It’s been a place of celebration for a few years, but not always for the Washington Capitals.
Fans of Canadian teams may be familiar with post-game celebrations breaking out in Maple Leaf Square, down the Red Mile in Calgary or Edmonton’s Whyte Avenue — this post-season Winnipeggers came out in droves at Portage and Main.
Washington has had its own version of this in the playoffs, with fans crowding the streets outside Capital One Arena. When the Caps win, you’ve probably seen video of fans cramming the steps of the National Portrait Gallery and going bonkers.
But why is this their place of choice? There’s a very good reason for it.

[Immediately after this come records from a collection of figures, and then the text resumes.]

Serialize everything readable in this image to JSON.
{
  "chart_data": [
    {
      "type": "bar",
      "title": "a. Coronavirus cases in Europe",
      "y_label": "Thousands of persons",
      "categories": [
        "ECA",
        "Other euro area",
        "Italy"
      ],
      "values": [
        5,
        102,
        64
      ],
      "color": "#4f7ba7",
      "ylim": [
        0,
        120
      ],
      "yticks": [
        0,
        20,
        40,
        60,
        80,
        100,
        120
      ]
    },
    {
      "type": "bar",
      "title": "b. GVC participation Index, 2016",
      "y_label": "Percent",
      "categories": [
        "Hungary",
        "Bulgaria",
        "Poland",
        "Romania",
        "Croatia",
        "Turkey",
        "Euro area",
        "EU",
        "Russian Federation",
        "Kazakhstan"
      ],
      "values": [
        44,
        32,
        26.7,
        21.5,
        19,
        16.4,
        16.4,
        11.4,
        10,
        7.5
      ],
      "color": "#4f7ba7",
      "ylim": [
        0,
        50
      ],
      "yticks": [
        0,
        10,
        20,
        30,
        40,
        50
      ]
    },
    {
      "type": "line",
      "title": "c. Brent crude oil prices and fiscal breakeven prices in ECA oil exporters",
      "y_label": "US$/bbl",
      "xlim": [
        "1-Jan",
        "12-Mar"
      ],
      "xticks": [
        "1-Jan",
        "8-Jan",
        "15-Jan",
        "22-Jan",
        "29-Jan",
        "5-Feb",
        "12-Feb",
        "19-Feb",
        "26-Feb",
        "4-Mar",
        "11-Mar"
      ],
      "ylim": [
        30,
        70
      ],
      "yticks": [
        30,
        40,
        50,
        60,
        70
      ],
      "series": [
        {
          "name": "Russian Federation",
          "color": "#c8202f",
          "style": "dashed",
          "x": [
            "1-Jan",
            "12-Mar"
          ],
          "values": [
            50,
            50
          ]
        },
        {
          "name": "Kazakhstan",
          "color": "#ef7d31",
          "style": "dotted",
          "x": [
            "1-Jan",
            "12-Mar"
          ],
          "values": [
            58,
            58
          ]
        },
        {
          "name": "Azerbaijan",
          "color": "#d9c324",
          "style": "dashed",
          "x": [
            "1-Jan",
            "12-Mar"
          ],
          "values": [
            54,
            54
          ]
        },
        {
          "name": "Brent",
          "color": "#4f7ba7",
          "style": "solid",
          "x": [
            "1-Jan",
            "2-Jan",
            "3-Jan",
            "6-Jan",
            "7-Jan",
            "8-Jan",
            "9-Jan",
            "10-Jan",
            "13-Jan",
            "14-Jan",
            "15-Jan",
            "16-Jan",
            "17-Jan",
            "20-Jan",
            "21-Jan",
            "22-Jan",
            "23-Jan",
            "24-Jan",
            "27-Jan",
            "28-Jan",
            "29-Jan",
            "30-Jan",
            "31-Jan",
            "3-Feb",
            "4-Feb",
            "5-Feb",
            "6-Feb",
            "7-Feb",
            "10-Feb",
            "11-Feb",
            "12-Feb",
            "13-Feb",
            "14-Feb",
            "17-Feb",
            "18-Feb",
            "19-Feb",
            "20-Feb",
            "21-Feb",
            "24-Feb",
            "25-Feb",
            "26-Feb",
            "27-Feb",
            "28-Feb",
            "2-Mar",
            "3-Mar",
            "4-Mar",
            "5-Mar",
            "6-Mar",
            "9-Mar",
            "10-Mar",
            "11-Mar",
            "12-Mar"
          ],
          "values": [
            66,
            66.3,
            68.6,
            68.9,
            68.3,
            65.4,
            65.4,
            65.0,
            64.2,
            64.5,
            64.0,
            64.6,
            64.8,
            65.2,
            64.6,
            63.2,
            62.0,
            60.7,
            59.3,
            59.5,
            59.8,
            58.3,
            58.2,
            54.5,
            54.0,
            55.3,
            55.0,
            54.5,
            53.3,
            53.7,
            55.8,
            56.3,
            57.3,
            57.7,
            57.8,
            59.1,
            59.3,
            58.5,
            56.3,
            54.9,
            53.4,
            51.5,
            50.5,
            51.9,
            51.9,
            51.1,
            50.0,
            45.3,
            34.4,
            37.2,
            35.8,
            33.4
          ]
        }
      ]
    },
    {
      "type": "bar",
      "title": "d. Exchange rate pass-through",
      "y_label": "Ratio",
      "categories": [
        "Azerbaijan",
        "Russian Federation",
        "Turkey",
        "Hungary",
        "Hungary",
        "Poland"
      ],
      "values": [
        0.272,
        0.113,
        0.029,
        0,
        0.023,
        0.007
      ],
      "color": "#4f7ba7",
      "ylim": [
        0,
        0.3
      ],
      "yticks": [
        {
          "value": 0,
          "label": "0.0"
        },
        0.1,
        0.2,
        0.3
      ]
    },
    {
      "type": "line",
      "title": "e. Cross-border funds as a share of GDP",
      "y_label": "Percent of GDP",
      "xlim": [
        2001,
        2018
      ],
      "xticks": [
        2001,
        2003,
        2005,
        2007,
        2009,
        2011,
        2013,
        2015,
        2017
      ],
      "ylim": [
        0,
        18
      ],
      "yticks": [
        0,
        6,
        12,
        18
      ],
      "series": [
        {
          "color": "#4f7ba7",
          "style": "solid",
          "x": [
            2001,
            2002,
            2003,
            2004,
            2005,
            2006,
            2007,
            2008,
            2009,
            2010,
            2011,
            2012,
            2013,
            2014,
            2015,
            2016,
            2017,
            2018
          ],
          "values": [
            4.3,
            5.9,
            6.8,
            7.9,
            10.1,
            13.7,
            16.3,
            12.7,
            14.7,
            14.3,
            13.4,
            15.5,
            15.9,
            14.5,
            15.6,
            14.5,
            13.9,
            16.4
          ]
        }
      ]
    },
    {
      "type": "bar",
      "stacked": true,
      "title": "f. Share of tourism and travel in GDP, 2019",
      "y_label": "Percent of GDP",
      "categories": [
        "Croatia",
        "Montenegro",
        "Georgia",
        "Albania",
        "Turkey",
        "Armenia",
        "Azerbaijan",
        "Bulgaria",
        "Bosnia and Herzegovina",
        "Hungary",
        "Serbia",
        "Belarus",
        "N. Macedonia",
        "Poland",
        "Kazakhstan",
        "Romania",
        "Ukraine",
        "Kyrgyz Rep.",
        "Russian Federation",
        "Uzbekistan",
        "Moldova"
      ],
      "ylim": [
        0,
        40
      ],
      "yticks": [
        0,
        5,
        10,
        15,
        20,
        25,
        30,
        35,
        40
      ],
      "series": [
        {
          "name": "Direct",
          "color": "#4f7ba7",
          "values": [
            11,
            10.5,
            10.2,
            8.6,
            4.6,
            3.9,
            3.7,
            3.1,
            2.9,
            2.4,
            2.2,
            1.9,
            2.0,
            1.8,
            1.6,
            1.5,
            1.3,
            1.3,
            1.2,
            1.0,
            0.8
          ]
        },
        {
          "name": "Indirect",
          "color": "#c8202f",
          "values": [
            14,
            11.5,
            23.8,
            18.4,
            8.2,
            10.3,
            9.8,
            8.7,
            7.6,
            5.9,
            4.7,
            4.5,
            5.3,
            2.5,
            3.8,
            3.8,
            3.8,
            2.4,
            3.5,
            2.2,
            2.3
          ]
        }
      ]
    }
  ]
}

For years through the Crosby-Ovechkin era, Washington has been dominated by the rival Pittsburgh Penguins when it’s mattered most. Prior to this season the two teams had met three times in the post-season with the two stars on the roster and Pittsburgh won each time. This is the origin of the significance of the steps.
After winning on the road, in the regular season or post-season, Penguins fans would gather on the steps and cheer loudly in support of their team as downtrodden Caps fans walked by. It was a bit of a sore spot that opposing fans could convene and rub their success in the face of the home side so brazenly and for so long. Gathering on the National Portrait Gallery steps was a tradition for Penguins fans before it was for Capitals fans. Here’s how it looked after the Penguins eliminated the Caps in Game 7 of last year’s playoffs.
But the tradition has changed in the 2018 Stanley Cup Playoffs.
It really began after Washington’s Game 5 win against Pittsburgh on home ice in Round 2, which gave the Caps a 3-2 series lead. That initial celebration wasn’t as big as the ones that followed, but it was the start of a movement.
The Caps, of course, won Game 6 against Pittsburgh to finally knock off their rivals, and ever since the steps have been a major rallying point. Located a block away from Capital One Arena, the Gallery steps have hosted concerts and watch parties and after wins Caps fans make a point of getting up there and singing/chanting at the tops of their lungs.
Now one win away from winning the Stanley Cup, Caps fans are bracing for their biggest celebration yet on former Penguins territory.
And you can bet the Stanley Cup would end up making a trip there, too.